Michael Monroe of Hanoi Rocks fame was briefly part of the supergroup Jerusalem Slim with fellow musician Sami Yaffa and Billy Idol guitarist Steve Stevens. The project released only one album in 1992 before disbanding.
Monroe recalls the Jerusalem Slim album in a recent interview with Mitch Lafon.
“I wanted [E Street Band guitarist] Little Steven to produce it, and that would have been good. But then, the record company didn’t allow that. I was like, ‘What? You don’t want to do Little Steven to produce it, what I’m going to do now? He’s the guy I wanted to work with.’ Steve Stevens didn’t support me either on that and then they went for this German heavy metal producer, Michael Wagner, who was the flavor of the month, at the time, because he’d done the Ozzy Osbourne album [1991’s ‘No More tears’].”
“He was the worst possible person to produce. I mean, I’m sure he’s a good producer, but he was the wrong combination, him and Steve Stevens together. It turned into heavy metal histrionics, guitar solos, and it just took a turn for the worse. It wasn’t my record anymore. It wasn’t rock and roll anymore. It became this heavy metal noodling, million notes per second. Steven even started playing a completely different style that he knew I didn’t like.”

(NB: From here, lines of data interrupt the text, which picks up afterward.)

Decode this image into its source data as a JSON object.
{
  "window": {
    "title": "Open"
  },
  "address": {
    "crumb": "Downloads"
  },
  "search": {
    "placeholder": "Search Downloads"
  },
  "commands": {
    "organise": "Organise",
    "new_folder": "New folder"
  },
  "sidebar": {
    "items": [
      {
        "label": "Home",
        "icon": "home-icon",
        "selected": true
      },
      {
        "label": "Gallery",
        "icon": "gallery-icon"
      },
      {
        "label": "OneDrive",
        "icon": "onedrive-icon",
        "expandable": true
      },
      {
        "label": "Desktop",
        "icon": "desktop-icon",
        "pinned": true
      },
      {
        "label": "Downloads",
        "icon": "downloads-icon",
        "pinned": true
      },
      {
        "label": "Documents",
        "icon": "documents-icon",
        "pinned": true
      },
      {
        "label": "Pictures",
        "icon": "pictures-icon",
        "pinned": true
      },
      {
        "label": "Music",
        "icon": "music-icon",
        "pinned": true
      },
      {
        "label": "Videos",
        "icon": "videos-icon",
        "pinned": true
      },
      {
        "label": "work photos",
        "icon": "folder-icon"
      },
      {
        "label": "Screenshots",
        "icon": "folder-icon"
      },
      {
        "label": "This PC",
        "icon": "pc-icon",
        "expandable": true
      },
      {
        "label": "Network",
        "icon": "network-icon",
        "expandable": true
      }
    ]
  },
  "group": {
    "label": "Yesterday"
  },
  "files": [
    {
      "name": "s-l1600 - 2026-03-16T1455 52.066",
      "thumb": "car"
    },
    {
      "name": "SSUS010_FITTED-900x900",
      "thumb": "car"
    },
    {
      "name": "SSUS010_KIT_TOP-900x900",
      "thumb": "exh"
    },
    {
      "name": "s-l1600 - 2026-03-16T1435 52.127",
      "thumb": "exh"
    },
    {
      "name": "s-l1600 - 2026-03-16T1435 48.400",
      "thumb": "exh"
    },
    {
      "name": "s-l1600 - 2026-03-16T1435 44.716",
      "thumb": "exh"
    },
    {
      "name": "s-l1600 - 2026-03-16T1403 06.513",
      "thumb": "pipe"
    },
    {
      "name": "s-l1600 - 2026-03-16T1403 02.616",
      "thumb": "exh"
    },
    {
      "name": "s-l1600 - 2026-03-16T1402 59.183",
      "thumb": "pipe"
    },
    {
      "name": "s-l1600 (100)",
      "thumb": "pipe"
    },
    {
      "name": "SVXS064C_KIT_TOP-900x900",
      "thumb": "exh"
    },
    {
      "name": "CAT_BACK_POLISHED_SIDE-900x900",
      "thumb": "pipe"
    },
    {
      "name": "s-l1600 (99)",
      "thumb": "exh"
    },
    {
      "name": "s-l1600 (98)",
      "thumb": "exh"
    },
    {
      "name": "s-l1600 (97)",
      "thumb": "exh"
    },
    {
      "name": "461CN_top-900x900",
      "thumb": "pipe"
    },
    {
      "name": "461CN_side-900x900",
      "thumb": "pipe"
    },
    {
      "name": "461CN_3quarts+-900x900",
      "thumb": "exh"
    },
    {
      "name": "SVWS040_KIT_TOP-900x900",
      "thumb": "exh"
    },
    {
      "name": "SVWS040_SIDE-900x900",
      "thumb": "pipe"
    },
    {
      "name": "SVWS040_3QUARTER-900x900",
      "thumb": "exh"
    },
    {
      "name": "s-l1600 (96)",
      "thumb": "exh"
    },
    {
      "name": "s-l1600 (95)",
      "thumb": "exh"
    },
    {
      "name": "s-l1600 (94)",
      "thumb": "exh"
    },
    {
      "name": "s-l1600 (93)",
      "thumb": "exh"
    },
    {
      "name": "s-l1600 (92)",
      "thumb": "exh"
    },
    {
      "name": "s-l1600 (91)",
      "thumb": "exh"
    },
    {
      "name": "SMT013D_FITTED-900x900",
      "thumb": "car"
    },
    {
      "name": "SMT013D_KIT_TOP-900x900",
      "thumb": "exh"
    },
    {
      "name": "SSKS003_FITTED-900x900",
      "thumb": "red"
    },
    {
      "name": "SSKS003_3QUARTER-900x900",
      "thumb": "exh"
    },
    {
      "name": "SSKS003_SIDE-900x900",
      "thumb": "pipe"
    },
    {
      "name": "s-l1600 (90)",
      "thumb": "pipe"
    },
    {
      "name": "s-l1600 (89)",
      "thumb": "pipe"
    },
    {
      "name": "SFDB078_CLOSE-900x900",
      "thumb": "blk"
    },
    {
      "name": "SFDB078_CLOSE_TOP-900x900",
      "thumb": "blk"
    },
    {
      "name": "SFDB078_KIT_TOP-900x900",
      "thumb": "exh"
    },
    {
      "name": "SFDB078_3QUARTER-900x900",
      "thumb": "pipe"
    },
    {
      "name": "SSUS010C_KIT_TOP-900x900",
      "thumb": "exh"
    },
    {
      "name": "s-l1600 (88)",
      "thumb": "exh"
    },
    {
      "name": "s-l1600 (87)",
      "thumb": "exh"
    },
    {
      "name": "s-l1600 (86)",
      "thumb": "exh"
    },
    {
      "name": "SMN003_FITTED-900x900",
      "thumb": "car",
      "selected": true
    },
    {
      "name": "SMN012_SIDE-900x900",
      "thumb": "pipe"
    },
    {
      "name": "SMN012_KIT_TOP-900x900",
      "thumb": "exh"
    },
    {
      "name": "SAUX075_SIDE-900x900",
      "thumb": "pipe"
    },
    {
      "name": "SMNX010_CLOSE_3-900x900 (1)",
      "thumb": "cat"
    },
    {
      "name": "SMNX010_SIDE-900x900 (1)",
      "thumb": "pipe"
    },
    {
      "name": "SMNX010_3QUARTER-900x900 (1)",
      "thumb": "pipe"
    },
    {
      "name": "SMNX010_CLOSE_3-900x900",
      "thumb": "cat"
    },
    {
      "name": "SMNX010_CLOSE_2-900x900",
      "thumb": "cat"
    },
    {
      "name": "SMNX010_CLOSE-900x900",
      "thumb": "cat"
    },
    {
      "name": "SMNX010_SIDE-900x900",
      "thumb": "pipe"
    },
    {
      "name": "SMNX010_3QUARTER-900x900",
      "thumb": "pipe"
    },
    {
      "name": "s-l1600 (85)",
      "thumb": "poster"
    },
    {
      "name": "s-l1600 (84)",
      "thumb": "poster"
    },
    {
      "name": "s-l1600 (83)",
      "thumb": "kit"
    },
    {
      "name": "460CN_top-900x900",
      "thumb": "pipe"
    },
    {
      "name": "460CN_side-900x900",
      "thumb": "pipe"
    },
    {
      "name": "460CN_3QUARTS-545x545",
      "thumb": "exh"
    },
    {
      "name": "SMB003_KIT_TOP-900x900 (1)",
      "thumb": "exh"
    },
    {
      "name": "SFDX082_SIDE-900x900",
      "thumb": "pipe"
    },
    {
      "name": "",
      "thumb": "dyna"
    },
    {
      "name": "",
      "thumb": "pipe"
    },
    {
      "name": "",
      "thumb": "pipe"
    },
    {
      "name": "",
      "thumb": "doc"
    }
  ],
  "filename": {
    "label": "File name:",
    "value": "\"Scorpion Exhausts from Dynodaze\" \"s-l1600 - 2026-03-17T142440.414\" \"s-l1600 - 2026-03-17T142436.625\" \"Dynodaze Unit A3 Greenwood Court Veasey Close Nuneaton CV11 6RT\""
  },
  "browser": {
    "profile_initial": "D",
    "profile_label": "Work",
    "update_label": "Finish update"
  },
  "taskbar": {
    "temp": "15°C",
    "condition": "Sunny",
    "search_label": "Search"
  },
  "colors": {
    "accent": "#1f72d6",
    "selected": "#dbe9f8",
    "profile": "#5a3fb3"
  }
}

“It was supposed to be a couple of weeks of guitars – ended up being three months of guitar hell. And I was freaking out, trying to stop the project, ‘This is not going to happen. It’s a record that everybody hates, and it’s not my record anymore. It was my deal with Polygram Records.’ […] That was the worst time in my life. I couldn’t get anyone to help me to stop the record, and they just continued. I mean, the days were like, say, Steve would play a solo, and Wagner was just like, ‘Yeah, man, let’s do the solo,’ and I said, ‘No matter how great the solo is, it doesn’t save the song if the song doesn’t have it. It ended up costing $700,000 that record, which is a piece of shit.”